The 34-year-old announced the end of his 81-cap England career this morning, a day before Hodgson names a squad to face the Republic of Ireland and Brazil in friendlies this summer.
It was thought Ferdinand had a chance of being involved despite the furore that accompanied his withdrawal in March, when he was recalled for crucial World Cup qualifiers against San Marino and Montenegro only to withdraw citing an "intricate and pre-planned training regime".
The Manchester United defender's decision to make himself unavailable takes away an element of uncertainty that has shrouded England's defence since Ferdinand was left out of Hodgson's Euro 2012 squad for "footballing reasons".
Ferdinand, though, always suspected it was a direct result of John Terry's presence.
Having told Hodgson of his plans in a cordial telephone call yesterday, he has now formally passed the baton to younger men.
"After a great deal of thought, I have decided the time is right for me to retire from international football," said Ferdinand.

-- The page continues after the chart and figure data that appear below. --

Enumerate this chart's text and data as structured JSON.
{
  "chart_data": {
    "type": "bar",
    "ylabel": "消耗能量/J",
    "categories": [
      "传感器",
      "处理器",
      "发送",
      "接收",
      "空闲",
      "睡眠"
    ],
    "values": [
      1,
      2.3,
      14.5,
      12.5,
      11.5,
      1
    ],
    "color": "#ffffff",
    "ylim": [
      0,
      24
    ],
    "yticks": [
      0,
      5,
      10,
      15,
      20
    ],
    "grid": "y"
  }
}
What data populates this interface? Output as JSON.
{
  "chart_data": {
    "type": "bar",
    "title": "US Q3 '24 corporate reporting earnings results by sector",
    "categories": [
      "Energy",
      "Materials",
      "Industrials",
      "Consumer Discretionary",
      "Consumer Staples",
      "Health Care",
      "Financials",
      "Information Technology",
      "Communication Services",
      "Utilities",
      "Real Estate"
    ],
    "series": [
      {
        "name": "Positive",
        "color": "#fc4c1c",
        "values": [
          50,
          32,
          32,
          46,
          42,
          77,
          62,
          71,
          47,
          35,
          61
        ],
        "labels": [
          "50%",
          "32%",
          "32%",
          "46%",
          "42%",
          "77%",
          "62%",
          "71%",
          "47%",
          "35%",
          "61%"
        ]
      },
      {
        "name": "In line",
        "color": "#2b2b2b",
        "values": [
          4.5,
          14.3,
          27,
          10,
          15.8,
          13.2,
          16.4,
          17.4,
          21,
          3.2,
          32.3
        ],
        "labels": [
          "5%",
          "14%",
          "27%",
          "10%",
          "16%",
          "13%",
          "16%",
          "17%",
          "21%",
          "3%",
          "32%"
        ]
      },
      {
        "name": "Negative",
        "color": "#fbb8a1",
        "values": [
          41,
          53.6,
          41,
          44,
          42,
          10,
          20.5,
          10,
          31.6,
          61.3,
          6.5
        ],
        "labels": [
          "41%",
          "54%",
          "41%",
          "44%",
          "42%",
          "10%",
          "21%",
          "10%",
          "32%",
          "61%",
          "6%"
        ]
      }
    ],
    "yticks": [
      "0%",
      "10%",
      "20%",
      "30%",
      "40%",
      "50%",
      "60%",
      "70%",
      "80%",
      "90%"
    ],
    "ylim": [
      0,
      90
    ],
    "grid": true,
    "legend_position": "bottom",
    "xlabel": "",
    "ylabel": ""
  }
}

"At the age of 34, I feel it is right for me to stand aside and let the younger players come through, which allows me to concentrate on my club career.
"The team looks in great shape and there is an influx of young, talented players coming through the ranks which bodes well for the future.

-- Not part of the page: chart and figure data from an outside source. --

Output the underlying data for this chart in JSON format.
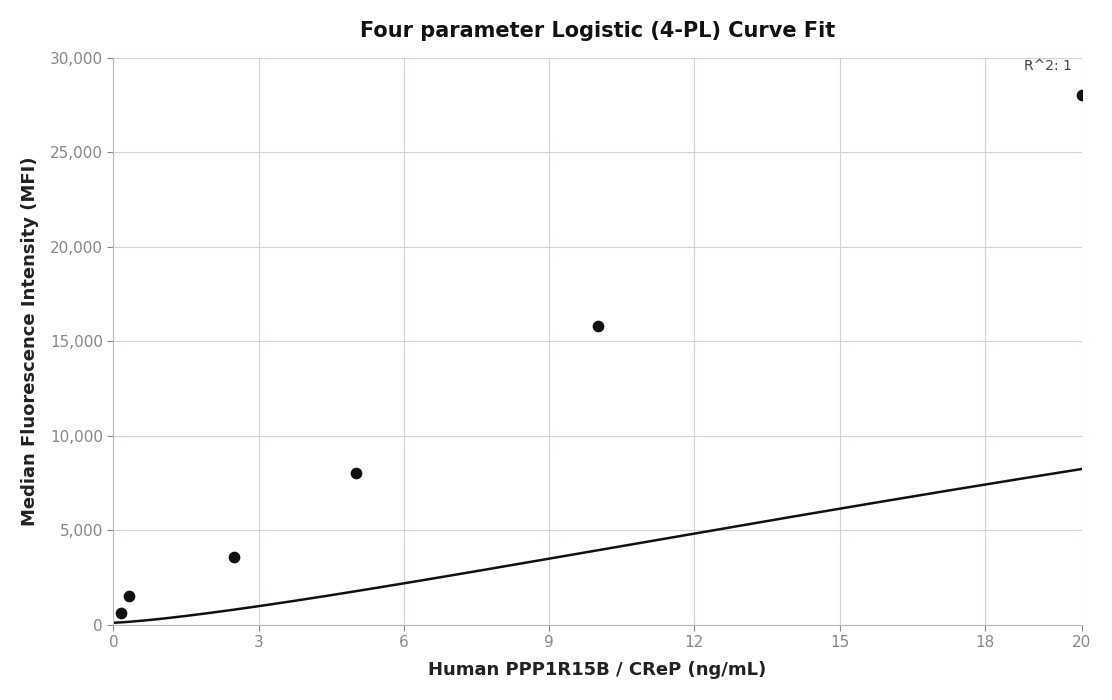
{
  "title": "Four parameter Logistic (4-PL) Curve Fit",
  "xlabel": "Human PPP1R15B / CReP (ng/mL)",
  "ylabel": "Median Fluorescence Intensity (MFI)",
  "scatter_x": [
    0.156,
    0.313,
    2.5,
    5.0,
    10.0,
    20.0
  ],
  "scatter_y": [
    600,
    1500,
    3600,
    8000,
    15800,
    28000
  ],
  "r_squared_text": "R^2: 1",
  "xlim": [
    0,
    20
  ],
  "ylim": [
    0,
    30000
  ],
  "xticks": [
    0,
    3,
    6,
    9,
    12,
    15,
    18,
    20
  ],
  "yticks": [
    0,
    5000,
    10000,
    15000,
    20000,
    25000,
    30000
  ],
  "ytick_labels": [
    "0",
    "5,000",
    "10,000",
    "15,000",
    "20,000",
    "25,000",
    "30,000"
  ],
  "xtick_labels": [
    "0",
    "3",
    "6",
    "9",
    "12",
    "15",
    "18",
    "20"
  ],
  "line_color": "#111111",
  "marker_color": "#111111",
  "bg_color": "#ffffff",
  "grid_color": "#c8d4e8",
  "title_fontsize": 15,
  "label_fontsize": 13,
  "tick_fontsize": 11,
  "annotation_fontsize": 10,
  "r2_x": 19.8,
  "r2_y": 29200
}
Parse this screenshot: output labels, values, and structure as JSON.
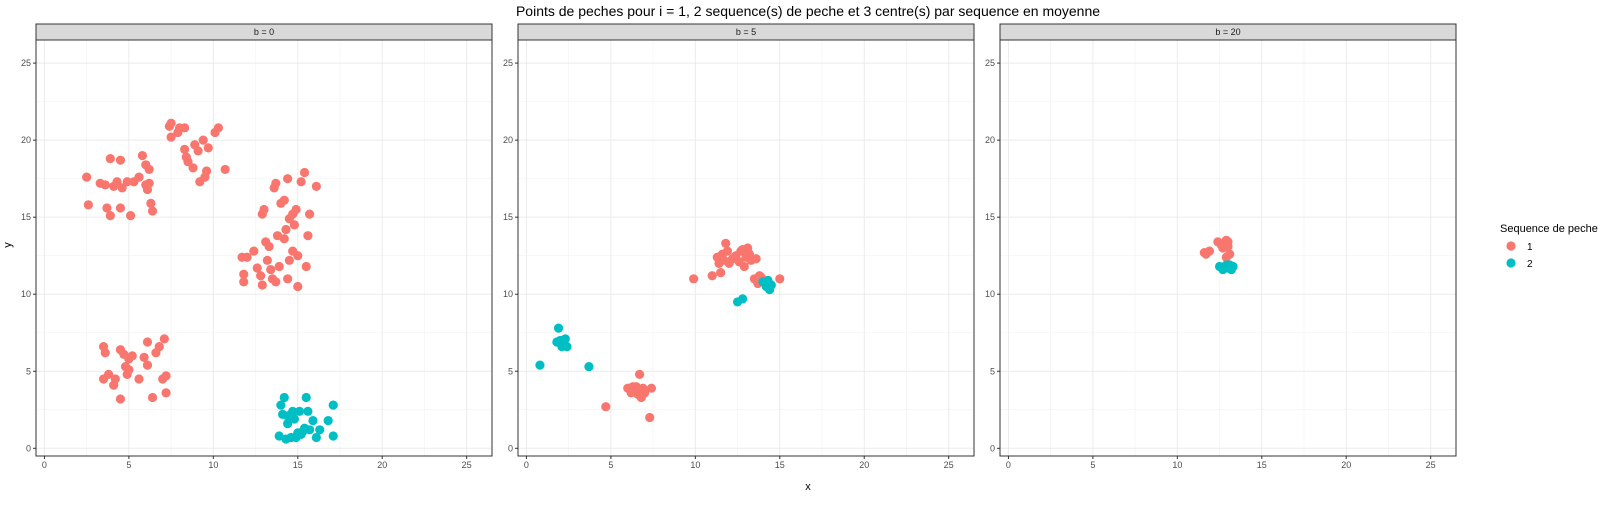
{
  "chart_data": {
    "type": "scatter",
    "title": "Points de peches pour i = 1, 2 sequence(s) de peche et 3 centre(s) par sequence en moyenne",
    "xlabel": "x",
    "ylabel": "y",
    "xlim": [
      -0.5,
      26.5
    ],
    "ylim": [
      -0.5,
      26.5
    ],
    "x_ticks": [
      0,
      5,
      10,
      15,
      20,
      25
    ],
    "y_ticks": [
      0,
      5,
      10,
      15,
      20,
      25
    ],
    "grid": true,
    "legend": {
      "title": "Sequence de peche",
      "position": "right",
      "entries": [
        {
          "label": "1",
          "color": "#F8766D"
        },
        {
          "label": "2",
          "color": "#00BFC4"
        }
      ]
    },
    "panels": [
      {
        "label": "b = 0",
        "series": [
          {
            "name": "1",
            "color": "#F8766D",
            "points": [
              [
                2.5,
                17.6
              ],
              [
                2.6,
                15.8
              ],
              [
                3.3,
                17.2
              ],
              [
                3.6,
                17.1
              ],
              [
                3.7,
                15.6
              ],
              [
                3.9,
                15.1
              ],
              [
                3.9,
                18.8
              ],
              [
                4.1,
                17.0
              ],
              [
                4.3,
                17.3
              ],
              [
                4.5,
                18.7
              ],
              [
                4.5,
                15.6
              ],
              [
                4.6,
                16.9
              ],
              [
                4.9,
                17.3
              ],
              [
                5.1,
                15.1
              ],
              [
                5.3,
                17.3
              ],
              [
                5.6,
                17.6
              ],
              [
                5.8,
                19.0
              ],
              [
                6.0,
                17.1
              ],
              [
                6.1,
                16.8
              ],
              [
                6.0,
                18.4
              ],
              [
                6.2,
                18.1
              ],
              [
                6.3,
                15.9
              ],
              [
                6.4,
                15.4
              ],
              [
                6.2,
                17.2
              ],
              [
                7.4,
                20.9
              ],
              [
                7.5,
                21.1
              ],
              [
                7.5,
                20.2
              ],
              [
                7.9,
                20.5
              ],
              [
                8.0,
                20.8
              ],
              [
                8.3,
                20.8
              ],
              [
                8.3,
                19.4
              ],
              [
                8.5,
                18.6
              ],
              [
                8.4,
                18.9
              ],
              [
                8.8,
                18.2
              ],
              [
                8.9,
                19.7
              ],
              [
                9.1,
                19.3
              ],
              [
                9.2,
                17.3
              ],
              [
                9.4,
                20.0
              ],
              [
                9.5,
                17.6
              ],
              [
                9.6,
                18.0
              ],
              [
                9.7,
                19.5
              ],
              [
                10.1,
                20.5
              ],
              [
                10.3,
                20.8
              ],
              [
                10.7,
                18.1
              ],
              [
                11.7,
                12.4
              ],
              [
                11.8,
                11.3
              ],
              [
                11.8,
                10.8
              ],
              [
                12.0,
                12.4
              ],
              [
                12.4,
                12.8
              ],
              [
                12.6,
                11.7
              ],
              [
                12.8,
                11.2
              ],
              [
                12.9,
                15.2
              ],
              [
                13.0,
                15.5
              ],
              [
                12.9,
                10.6
              ],
              [
                13.2,
                12.2
              ],
              [
                13.3,
                13.1
              ],
              [
                13.4,
                11.6
              ],
              [
                13.5,
                11.0
              ],
              [
                13.6,
                16.9
              ],
              [
                13.7,
                17.2
              ],
              [
                13.7,
                10.8
              ],
              [
                13.8,
                13.8
              ],
              [
                13.9,
                11.8
              ],
              [
                14.0,
                15.9
              ],
              [
                14.2,
                16.1
              ],
              [
                14.2,
                13.6
              ],
              [
                14.3,
                14.2
              ],
              [
                14.4,
                11.0
              ],
              [
                14.4,
                17.5
              ],
              [
                14.5,
                14.9
              ],
              [
                14.7,
                12.8
              ],
              [
                14.7,
                15.2
              ],
              [
                14.8,
                14.5
              ],
              [
                14.9,
                15.5
              ],
              [
                15.0,
                10.5
              ],
              [
                15.0,
                12.5
              ],
              [
                15.2,
                17.3
              ],
              [
                15.4,
                17.9
              ],
              [
                15.5,
                11.8
              ],
              [
                15.6,
                13.8
              ],
              [
                15.7,
                15.2
              ],
              [
                16.1,
                17.0
              ],
              [
                14.5,
                12.2
              ],
              [
                13.1,
                13.4
              ],
              [
                3.5,
                6.6
              ],
              [
                3.5,
                4.5
              ],
              [
                3.6,
                6.2
              ],
              [
                3.8,
                4.8
              ],
              [
                4.1,
                4.1
              ],
              [
                4.2,
                4.5
              ],
              [
                4.5,
                6.4
              ],
              [
                4.5,
                3.2
              ],
              [
                4.7,
                6.1
              ],
              [
                4.8,
                5.3
              ],
              [
                4.9,
                4.8
              ],
              [
                5.0,
                5.8
              ],
              [
                5.2,
                6.0
              ],
              [
                5.0,
                5.1
              ],
              [
                5.6,
                4.5
              ],
              [
                5.9,
                5.9
              ],
              [
                6.1,
                6.9
              ],
              [
                6.1,
                5.4
              ],
              [
                6.4,
                3.3
              ],
              [
                6.6,
                6.2
              ],
              [
                6.8,
                6.6
              ],
              [
                7.0,
                4.5
              ],
              [
                7.1,
                7.1
              ],
              [
                7.2,
                4.7
              ],
              [
                7.2,
                3.6
              ]
            ]
          },
          {
            "name": "2",
            "color": "#00BFC4",
            "points": [
              [
                13.9,
                0.8
              ],
              [
                14.0,
                2.8
              ],
              [
                14.1,
                2.2
              ],
              [
                14.2,
                3.3
              ],
              [
                14.3,
                0.6
              ],
              [
                14.4,
                1.6
              ],
              [
                14.6,
                0.7
              ],
              [
                14.6,
                2.2
              ],
              [
                14.8,
                1.9
              ],
              [
                15.0,
                1.0
              ],
              [
                15.1,
                2.4
              ],
              [
                15.2,
                0.9
              ],
              [
                15.4,
                1.3
              ],
              [
                15.5,
                3.3
              ],
              [
                15.6,
                2.4
              ],
              [
                15.7,
                1.2
              ],
              [
                15.9,
                1.8
              ],
              [
                16.1,
                0.7
              ],
              [
                16.3,
                1.2
              ],
              [
                16.8,
                1.8
              ],
              [
                17.1,
                2.8
              ],
              [
                17.1,
                0.8
              ],
              [
                14.9,
                0.7
              ],
              [
                14.7,
                2.4
              ],
              [
                15.3,
                1.1
              ],
              [
                14.4,
                2.1
              ]
            ]
          }
        ]
      },
      {
        "label": "b = 5",
        "series": [
          {
            "name": "1",
            "color": "#F8766D",
            "points": [
              [
                9.9,
                11.0
              ],
              [
                11.0,
                11.2
              ],
              [
                11.3,
                12.4
              ],
              [
                11.4,
                12.0
              ],
              [
                11.5,
                11.4
              ],
              [
                11.6,
                12.6
              ],
              [
                11.7,
                12.2
              ],
              [
                11.8,
                13.3
              ],
              [
                11.9,
                12.8
              ],
              [
                12.0,
                12.0
              ],
              [
                12.2,
                12.3
              ],
              [
                12.4,
                12.5
              ],
              [
                12.6,
                12.1
              ],
              [
                12.7,
                12.8
              ],
              [
                12.9,
                11.8
              ],
              [
                13.0,
                12.4
              ],
              [
                13.1,
                13.0
              ],
              [
                13.2,
                12.6
              ],
              [
                13.3,
                12.2
              ],
              [
                12.8,
                12.9
              ],
              [
                13.5,
                11.0
              ],
              [
                13.6,
                12.3
              ],
              [
                13.7,
                10.7
              ],
              [
                13.9,
                11.1
              ],
              [
                14.0,
                10.8
              ],
              [
                14.3,
                10.6
              ],
              [
                15.0,
                11.0
              ],
              [
                13.8,
                11.2
              ],
              [
                4.7,
                2.7
              ],
              [
                6.0,
                3.9
              ],
              [
                6.2,
                3.6
              ],
              [
                6.4,
                3.8
              ],
              [
                6.5,
                4.0
              ],
              [
                6.6,
                3.5
              ],
              [
                6.7,
                4.8
              ],
              [
                6.8,
                3.3
              ],
              [
                6.9,
                3.9
              ],
              [
                7.0,
                3.6
              ],
              [
                7.3,
                2.0
              ],
              [
                7.4,
                3.9
              ],
              [
                6.3,
                4.0
              ]
            ]
          },
          {
            "name": "2",
            "color": "#00BFC4",
            "points": [
              [
                0.8,
                5.4
              ],
              [
                1.8,
                6.9
              ],
              [
                1.9,
                7.8
              ],
              [
                2.0,
                7.0
              ],
              [
                2.1,
                6.6
              ],
              [
                2.2,
                6.8
              ],
              [
                2.3,
                7.1
              ],
              [
                2.4,
                6.6
              ],
              [
                3.7,
                5.3
              ],
              [
                12.5,
                9.5
              ],
              [
                12.8,
                9.7
              ],
              [
                14.0,
                10.8
              ],
              [
                14.2,
                10.5
              ],
              [
                14.3,
                10.9
              ],
              [
                14.4,
                10.3
              ],
              [
                14.5,
                10.6
              ]
            ]
          }
        ]
      },
      {
        "label": "b = 20",
        "series": [
          {
            "name": "1",
            "color": "#F8766D",
            "points": [
              [
                11.6,
                12.7
              ],
              [
                11.7,
                12.6
              ],
              [
                11.9,
                12.8
              ],
              [
                12.4,
                13.4
              ],
              [
                12.6,
                13.2
              ],
              [
                12.8,
                13.3
              ],
              [
                12.9,
                13.5
              ],
              [
                13.0,
                13.1
              ],
              [
                13.1,
                12.6
              ],
              [
                12.9,
                12.4
              ],
              [
                12.7,
                13.0
              ],
              [
                13.0,
                13.4
              ]
            ]
          },
          {
            "name": "2",
            "color": "#00BFC4",
            "points": [
              [
                12.5,
                11.8
              ],
              [
                12.7,
                11.6
              ],
              [
                12.9,
                11.9
              ],
              [
                13.0,
                11.7
              ],
              [
                13.2,
                11.6
              ],
              [
                13.3,
                11.8
              ],
              [
                12.8,
                11.7
              ],
              [
                13.1,
                11.9
              ]
            ]
          }
        ]
      }
    ]
  }
}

"I regard it as a great honour and a privilege to have represented my country at every level from under-17s upwards.
"I have always been very proud to play for England. I would like to wish Roy and the team all the best for future tournaments.

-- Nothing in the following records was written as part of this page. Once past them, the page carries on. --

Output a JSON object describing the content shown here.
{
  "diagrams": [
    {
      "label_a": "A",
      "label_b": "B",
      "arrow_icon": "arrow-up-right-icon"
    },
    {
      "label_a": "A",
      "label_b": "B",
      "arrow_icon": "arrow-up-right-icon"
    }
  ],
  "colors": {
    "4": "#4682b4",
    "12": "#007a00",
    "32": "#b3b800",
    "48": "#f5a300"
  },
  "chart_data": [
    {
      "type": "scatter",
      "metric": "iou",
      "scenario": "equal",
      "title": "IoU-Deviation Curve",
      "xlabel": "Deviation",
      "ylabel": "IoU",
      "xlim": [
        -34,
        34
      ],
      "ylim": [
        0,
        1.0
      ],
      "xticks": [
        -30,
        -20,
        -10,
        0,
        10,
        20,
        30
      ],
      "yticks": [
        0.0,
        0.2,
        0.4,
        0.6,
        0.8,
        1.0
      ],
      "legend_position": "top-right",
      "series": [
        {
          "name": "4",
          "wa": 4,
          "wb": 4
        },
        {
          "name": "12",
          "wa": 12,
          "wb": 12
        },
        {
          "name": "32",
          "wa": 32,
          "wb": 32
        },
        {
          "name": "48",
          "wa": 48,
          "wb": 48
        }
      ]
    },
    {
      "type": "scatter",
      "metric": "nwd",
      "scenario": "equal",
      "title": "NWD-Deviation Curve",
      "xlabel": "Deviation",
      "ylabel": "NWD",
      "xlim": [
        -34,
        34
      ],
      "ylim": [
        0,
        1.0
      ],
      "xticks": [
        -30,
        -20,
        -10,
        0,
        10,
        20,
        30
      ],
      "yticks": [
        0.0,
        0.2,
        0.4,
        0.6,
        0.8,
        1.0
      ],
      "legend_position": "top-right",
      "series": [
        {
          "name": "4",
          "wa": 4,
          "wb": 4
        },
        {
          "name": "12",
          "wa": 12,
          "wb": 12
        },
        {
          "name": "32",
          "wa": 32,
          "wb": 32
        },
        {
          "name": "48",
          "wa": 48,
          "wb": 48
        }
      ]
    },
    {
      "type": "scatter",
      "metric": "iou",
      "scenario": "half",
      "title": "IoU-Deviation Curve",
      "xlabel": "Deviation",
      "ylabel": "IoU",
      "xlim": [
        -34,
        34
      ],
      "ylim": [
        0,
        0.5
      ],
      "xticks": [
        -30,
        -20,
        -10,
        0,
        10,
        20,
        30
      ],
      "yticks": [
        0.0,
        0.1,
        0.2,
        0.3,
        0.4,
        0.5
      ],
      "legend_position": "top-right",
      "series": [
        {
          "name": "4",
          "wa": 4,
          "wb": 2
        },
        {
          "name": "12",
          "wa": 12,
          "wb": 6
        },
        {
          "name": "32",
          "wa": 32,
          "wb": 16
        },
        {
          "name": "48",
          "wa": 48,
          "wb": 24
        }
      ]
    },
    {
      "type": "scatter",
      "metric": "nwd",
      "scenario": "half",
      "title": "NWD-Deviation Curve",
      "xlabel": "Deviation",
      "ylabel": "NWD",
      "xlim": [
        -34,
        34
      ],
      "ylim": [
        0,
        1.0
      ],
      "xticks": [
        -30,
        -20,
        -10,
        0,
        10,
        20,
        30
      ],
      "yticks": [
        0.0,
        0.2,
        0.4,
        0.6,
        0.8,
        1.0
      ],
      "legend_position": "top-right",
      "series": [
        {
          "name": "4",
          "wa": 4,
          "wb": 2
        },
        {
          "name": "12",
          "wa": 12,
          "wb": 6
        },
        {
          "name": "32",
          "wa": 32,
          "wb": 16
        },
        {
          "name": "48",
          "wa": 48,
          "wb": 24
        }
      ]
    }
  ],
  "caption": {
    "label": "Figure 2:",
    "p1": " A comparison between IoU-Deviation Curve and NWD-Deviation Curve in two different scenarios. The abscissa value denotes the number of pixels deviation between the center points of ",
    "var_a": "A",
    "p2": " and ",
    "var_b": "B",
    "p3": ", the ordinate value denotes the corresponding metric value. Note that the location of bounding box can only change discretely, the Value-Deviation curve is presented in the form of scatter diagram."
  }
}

"A big thank you to all the fans, managers, coaching staff and players that I have worked alongside - the journey has been incredible."
Hodgson was full of praise for the way Ferdinand had conducted himself having resolved to retire and echoed his beliefs that the time was right to focus on other options at the heart of defence.
"I respect the decision and it was good of Rio to call me before I actually needed to select a squad," he told Sky Sports News.
"I think his sentiments are admirable, fantastic. I agree with him; I think we do have a crop of interesting young players coming through and I think it's good he accepts maybe it's the right time for him to step aside.
"We should concentrate - as Rio suggests in his statement - on the future. We should concentrate on the the younger players, and some of them are not that young, who have had to stand back for a long period of time for Rio. Now it's their time.
"I wish him well for the future and thank him for the very kind sentiments he expressed with regard to the team in the future."
Despite the confusion over Ferdinand's previous call-up and subsequent withdrawal, Hodgson insisted he was surprised by the decision.
"I guess I was," added Hodgson.
"I didn't expect it. It's obviously something he thought about himself and kept his cards close to his chest. It was as big a surprise to me yesterday when he called me as it was for the general public today."
Ferdinand is expected to sign a new contract with Manchester United when David Moyes replaces Sir Alex Ferguson at the helm.
Ferguson said earlier this month that he felt Ferdinand had just had his best ever season.
It seemed like an extreme statement but it is true that Ferdinand has had an outstanding campaign.
He collected his sixth Premier League title winners' medal on Sunday and made 33 appearances overall, even scoring the splendid late winner against Swansea that ensured Ferguson's final game at Old Trafford was a victorious one.
His performances would certainly have brought an international recall were it not for the fact he pulled out of those World Cup qualifiers, having previously highlighted how keen he was to play for England.
However, Ferguson was sceptical about the defender's chances of balancing international and club involvement given the way he manages the long-standing back complaint that at one point threatened his entire career.
And now, with a new manager to impress at Old Trafford, Ferdinand has reached the same conclusion.
Ferdinand, attending United's end-of-season awards, later told MUTV: "It's not an easy thing to do to retire from playing for your country.
"I'm as passionate as the next man and I've always loved doing that. But there comes a time when your body tells you what to do.
"If I want to remain fit and well and playing consistent football at the top level it had to give somewhere and international football was that."